Ghost in the Machine
Facts and Figures
Run time: 95 mins
In Theaters: Wednesday 29th December 1993
Distributed by: Anchor Bay Entertainment
Production compaines: Twentieth Century Fox Film Corporation
Contactmusic.com: 2 / 5
Rotten Tomatoes: 13%
Fresh: 1 Rotten: 7
IMDB: 4.3 / 10
Ghost in the Machine Review
Debuting before uncaring audiences in 1993, director Rachel Talalay's (Tank Girl) Ghost in the Machine is a derivative sci-fi/horror hybrid that adds nothing new to the old "amok machine" genre that is represented best by director Donald Cammell's Demon Seed. The plot concerns Karl, the "Address Book Killer," (the horror!) played by Ted Marcoux (Dark Blue), who is killed in a freak accident and has his ever-living and ever-evil soul transferred directly into the power supply. (Don't even ask.) Karl roams the electric highway, possessing all manner of gadgets and kitchenware, as he stalks lovely Karen Allen and her son.
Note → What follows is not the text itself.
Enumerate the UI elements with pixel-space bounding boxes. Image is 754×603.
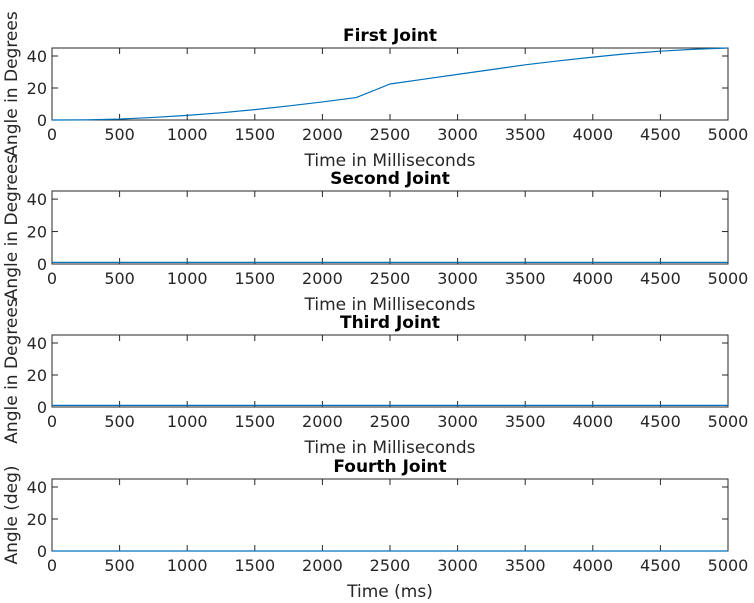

Director Talalay, run into the wilds of television after this fiasco and the ill-fated Tank Girl, has a nice style. She's appropriated Dario Argento's swooping camera and swirling colors and we get some really nice macro POV shots as Karl makes his way through the machinery. But when it's all style and no substance, the movie quickly bores. The pacing lags, the special effects are decent but stupid and the over-the-top murder set pieces (the guy in the microwave is certainly memorable) are laughable. (You'll certainly never look at automatic pool covers the same way again.) The screenwriting pair of William Davies and William Osborne, who thrilled audiences with Twins, should have known better, but judging from their more recent output, still don't.
First billed Karen Allen, best known for her screechy role in Raiders of the Lost Ark, turns in a "where the hell has she been?" performance, and her obnoxious son, played by Wil Horneff, is suitably, well, obnoxious.
A reboot is definitely in order here.